Schottler Consulting Social and Market Research Knowledge Centre

How many surveys do I need for my social or market research study?

In designing a sampling frame for a social or market research survey (i.e., an approach to sample selection), it is important to consider a range of factors. 

It is important to consider the volume of sample required to ensure that the selected sample provides an accurate estimate of the entire 'population' (i.e., All the respondents of interest) – if too few respondents are interviewed, 'random sampling error' may be high and imply a more biased estimate.
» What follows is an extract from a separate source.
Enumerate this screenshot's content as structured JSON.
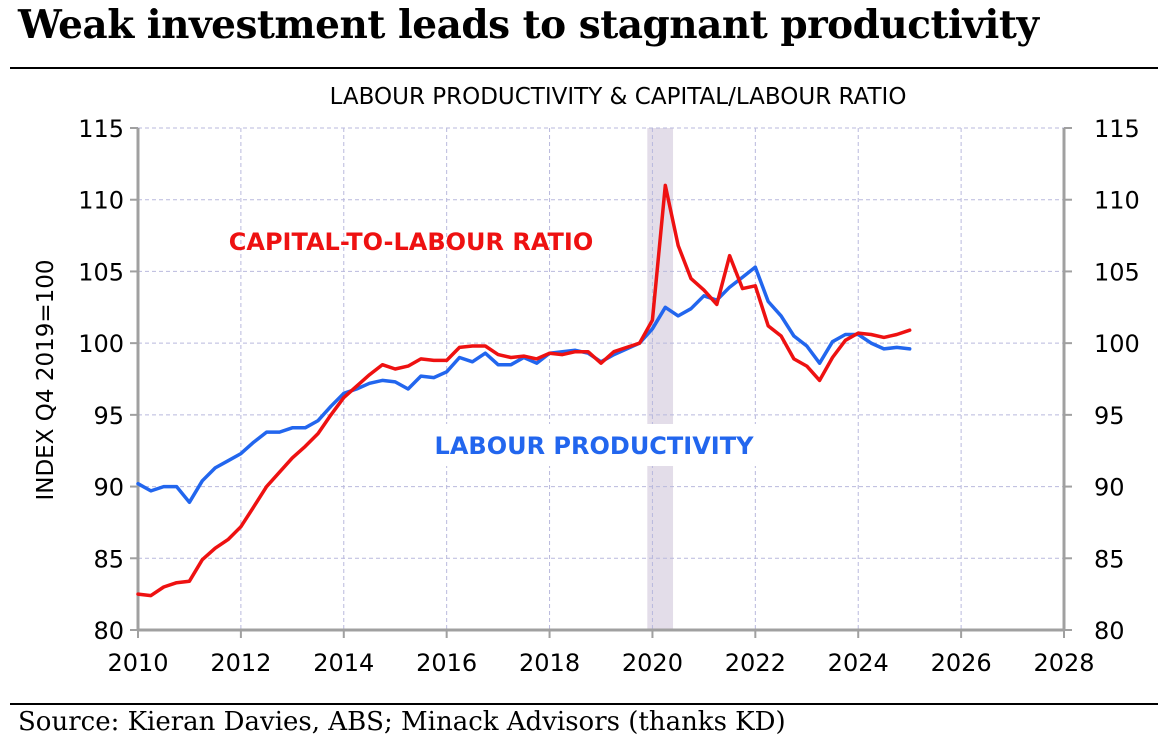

Tips for success in sampling for social and market research studies


The following tips are useful in determining the size of the sample you need for a survey or other data collection exercise:

  • Consider the groups or segments of interest – to ensure that there is sufficient data to permit reliable analysis of data following data collection, the sampling frame should include all groups or segments of interest

  • Use random sampling where possible – random sampling is the best technique to avoid sampling bias

  • If there are groups of interest, it is also possible to sample randomly within groups of interest (called stratified sampling) – e.g., surveying people who drink alcohol and those who do not. These are often referred to sampling 'quotas'

  • ​​​​The following table may be used to work out appropriate sample sizes for surveys. While many other more complex factors can influence sampling design, the table provides a 'ballpark' of sampling confidence intervals - or margins or error - for different sample sizes.

    It assumes an arbitrary population size of 5,000 (i.e., you're taking a sample of people from the total population that is estimated to around 5000 in total).
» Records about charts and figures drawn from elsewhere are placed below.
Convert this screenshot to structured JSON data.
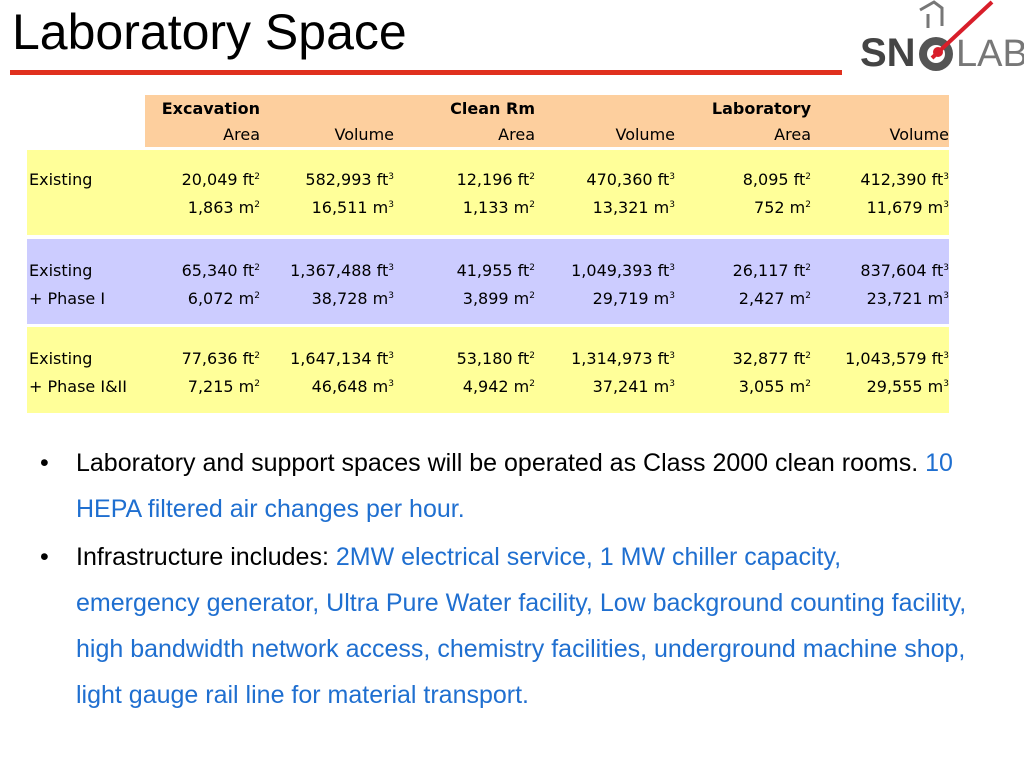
{
  "slide": {
    "title": "Laboratory Space",
    "accent_color": "#e0301e",
    "logo_text_left": "SN",
    "logo_text_right": "LAB"
  },
  "table": {
    "group_headers": [
      "Excavation",
      "Clean Rm",
      "Laboratory"
    ],
    "sub_headers": [
      "Area",
      "Volume",
      "Area",
      "Volume",
      "Area",
      "Volume"
    ],
    "rows": [
      {
        "label1": "Existing",
        "label2": "",
        "imperial": [
          "20,049 ft",
          "582,993 ft",
          "12,196 ft",
          "470,360 ft",
          "8,095 ft",
          "412,390 ft"
        ],
        "metric": [
          "1,863 m",
          "16,511 m",
          "1,133 m",
          "13,321 m",
          "752 m",
          "11,679 m"
        ]
      },
      {
        "label1": "Existing",
        "label2": "+ Phase I",
        "imperial": [
          "65,340 ft",
          "1,367,488 ft",
          "41,955 ft",
          "1,049,393 ft",
          "26,117 ft",
          "837,604 ft"
        ],
        "metric": [
          "6,072 m",
          "38,728 m",
          "3,899 m",
          "29,719 m",
          "2,427 m",
          "23,721 m"
        ]
      },
      {
        "label1": "Existing",
        "label2": "+ Phase I&II",
        "imperial": [
          "77,636 ft",
          "1,647,134 ft",
          "53,180 ft",
          "1,314,973 ft",
          "32,877 ft",
          "1,043,579 ft"
        ],
        "metric": [
          "7,215 m",
          "46,648 m",
          "4,942 m",
          "37,241 m",
          "3,055 m",
          "29,555 m"
        ]
      }
    ],
    "exp_area": "2",
    "exp_volume": "3",
    "band_colors": [
      "#ffff99",
      "#ccccff",
      "#ffff99"
    ],
    "header_color": "#fdcf9e"
  },
  "bullets": [
    {
      "plain": "Laboratory and support spaces will be operated as Class 2000 clean rooms. ",
      "highlight": "10 HEPA filtered air changes per hour."
    },
    {
      "plain": "Infrastructure includes: ",
      "highlight": "2MW electrical service, 1 MW chiller capacity, emergency generator, Ultra Pure Water facility, Low background counting facility, high bandwidth network access, chemistry facilities, underground machine shop, light gauge rail line for material transport."
    }
  ],
  "bullet_symbol": "•",
  "highlight_color": "#1f6fd0"
}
    It should be noted that population sizes in excess of thousands will generally not have a large effect on sample sizes required.

    So the following can also be considered as indicative for large populations of even 100,000 or more!

    This implies that there is a 95% chance that the given result is within +/- X% margin of error (confidence interval) of the obtained result.

    • N=357 achieves +/-5%​

    • N=536 achieves +/-4%

    • N=1622 achieves +/- 3%

  • Working out confidence intervals can also assist with research budgeting. 

    For example, if there is only a small improvement in sampling confidence intervals, it is arguably not worth spending additional budget on a larger sample, unless you need the sample for analysis. 

  • If there are important sub-groups in the population of interest, remember that the above sample sizes should also be applied to any segments of interest.

    For instance, for roughly +/-5% confidence within each segment, you could sample 536 each for 3 segments (N=1608 in total) and you would achieve roughly +/- 3% for the total sample.